Что Рэндл видел сквозь эти окошки, если он в эту головокружительную пору вообще что-нибудь видел или ожидал увидеть, — это другой вопрос. Он и в обычном смысле приобщал Линдзи к Риму и много чего показал ей в этом городе, который знал и любил. Она была вопиюще невежественна в области итальянского искусства, как и во всем, что относилось к прошлому, и его немного огорчало не столько само это невежество, сколько её стремление по возможности его скрывать. То, что в Англии он бодро именовал её вульгарностью, в новой обстановке представлялось известной неуверенностью в себе, крошечным изъяном в её совершенстве. Но это были детали.

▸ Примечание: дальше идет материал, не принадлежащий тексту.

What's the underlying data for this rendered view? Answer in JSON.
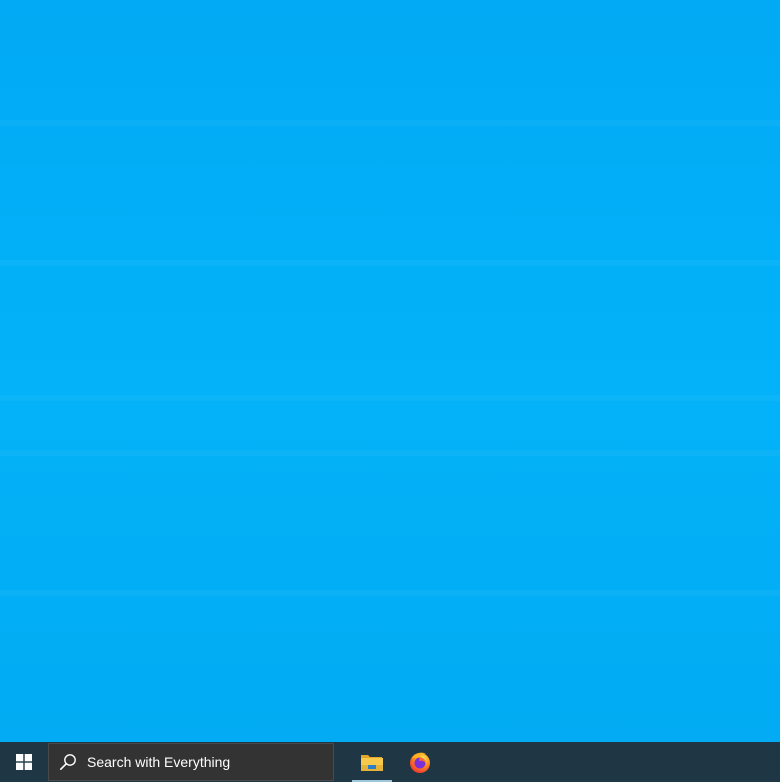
{
  "desktop": {
    "background_color": "#02aff6"
  },
  "taskbar": {
    "background_color": "#1f3644",
    "start": {
      "icon": "windows-logo-icon"
    },
    "search": {
      "placeholder": "Search with Everything",
      "icon": "search-icon"
    },
    "pinned_apps": [
      {
        "icon": "file-explorer-icon",
        "active": true
      },
      {
        "icon": "firefox-icon",
        "active": false
      }
    ]
  }
}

Привалившись к взбитым подушкам над спящей Линдзи, Рэндл закурил и окинул взглядом горячий размытый квадрат окна, дверь, отворенную на балкон, за длинными жалюзи белую занавеску, мягкую и просвечивающую, как сон, не колышимую ни единым дуновением. Канарейка все пела. В его теперешнем восприятии Линдзи что-то ускользало, что-то чуть тревожно дробилось. Какие-то штрихи, как будто не связанные между собой, нарушали цельность намеченного им узора. Как-то Линдзи заговорила о своем детстве и некоторые вещи изобразила совсем не так, как в первый раз. Ну и что, если она лгунья? Он и сам лжец. Как-то вечером в ресторане, когда он хотел купить ей букет роз, она сказала, что не так уж любит розы, точно забыла, с кем говорит. Ну и что же, пусть минутами она как будто не знает, кто он такой. Минутами, особенно по ночам, он тоже как будто не знает, кто она такая. А ещё только вчера она сказала: «Мы ведь тогда говорили неправду про Эмму Сэндс. Она ведь нам нравилась, верно? Мы её даже любили!»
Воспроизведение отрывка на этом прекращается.